In 2007, debate surfaced in the University of Oxford about the policy when British National Party leader Nick Griffin was scheduled to appear on the university's student radio station, Oxide Radio. At that time, the station did not have editorial independence from its parent company, Oxford Student Services Limited, the commercial subsidiary of the Oxford University Student Union. OUSU backed the NUS decision, but in 2007 the Oxford Union (the debating society, which is self-governing, not affiliated to either OUSU or the NUS, and indeed independent of the University of Oxford, in spite of most of its members being from that institution), invited Nick Griffin along with British writer and Holocaust denier David Irving to speak. Members of the Student Union picketed the debate and some protesters broke into the Union chambers before being ejected by security. Subsequently, Oxide Radio was granted editorial independence from OUSU. In a similar way, the Cambridge Union opposes the principle of No Platform in both its actions and laws, despite its support by the Cambridge University Students' Union. In the past, this policy has resulted in student protests against the hosting of speakers such as Universities Minister David Willetts, government minister Eric Pickles (during which the building was broken into), Marine Le Pen and Julian Assange.

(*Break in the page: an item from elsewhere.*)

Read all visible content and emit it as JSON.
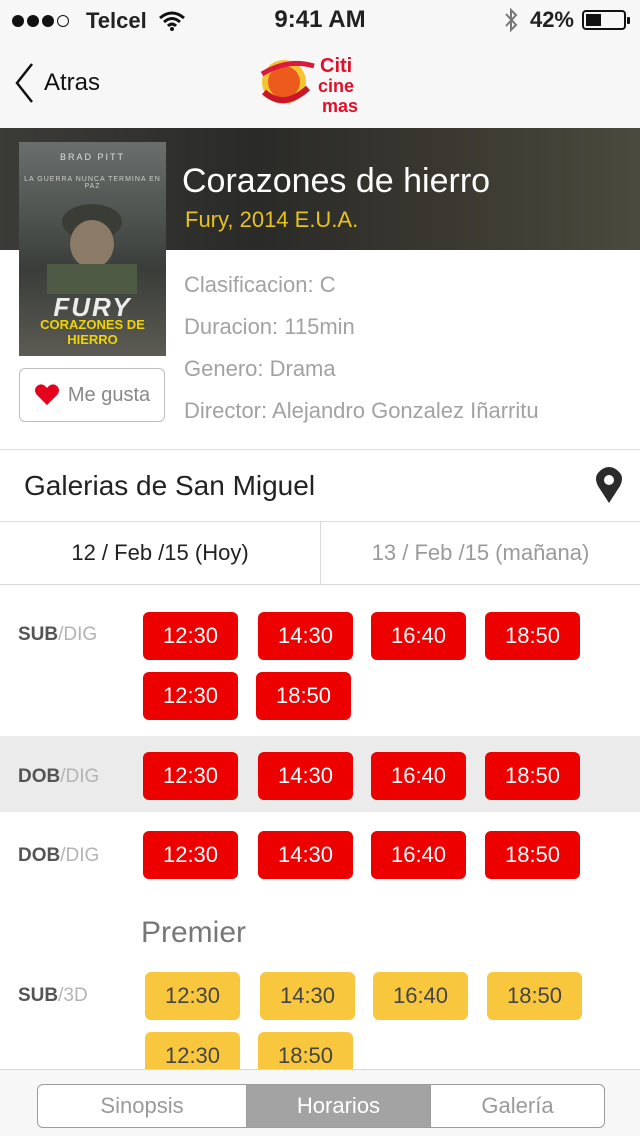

In February 2010, two NUS officers forced the cancellation of a proposed debate on multiculturalism which was scheduled to include British National Party MEP Andrew Brons at the University of Durham. These actions caused controversy within the Durham student body. The debate, organised by Durham Union Society, was to have featured two prominent British National Party members: Andrew Brons MEP and Leeds City Councillor Chris Beverley. Upon hearing of BNP involvement in the debate, then-NUS Black Students' Officer (and future MP) Bellavia Ribeiro-Addy, and NUS LGBT Officer Daf Adley, jointly sent a letter to both Durham Union Society and the university demanding its cancellation. The pair incorrectly stated that the debate would be illegal and threatened to organise a "colossal demonstration" in tandem with Unite Against Fascism, adding that "if any students are hurt in and around this event responsibility will lie with you". The subsequent cancellation of the debate by Durham Union Society President Anna Birley on safety grounds was met with fierce backlash. NUS President Wes Streeting was prompted to personally appear before Durham Union Society to apologise for the actions of the officers concerned, while some Durham students protested outside the debating chamber. A protest group on Facebook quickly amassed over 2,500 members. An official petition was soon lodged with Durham Students Union to call for a referendum on disaffiliation from NUS. On 12 March 2010, the referendum concluded with a majority of voting students having voted to disaffiliate. In January 2011, they decided to reaffiliate.

==Legislative response==
Section 43 of the Education (No. 2) Act 1986, enacted in response to the rise of No Platform policies in the mid-1980s, imposes a duty on universities to ensure that groups and individuals are not denied the use of facilities on account of their beliefs or views. In February 2021, the Conservative Education Secretary, Gavin Williamson, announced that the government would bring forward a law to extend this duty to students' unions. The Higher Education (Freedom of Speech) Bill was announced in the 2021 Queen's Speech and given its First Reading before Parliament accordingly on 12 May 2021. The bill would allow speakers at universities to seek compensation for no-platforming, impose fines on universities and students' unions with No Platform policies, and establish a new ombudsman charged with monitoring cases of no-platforming and academic dismissals.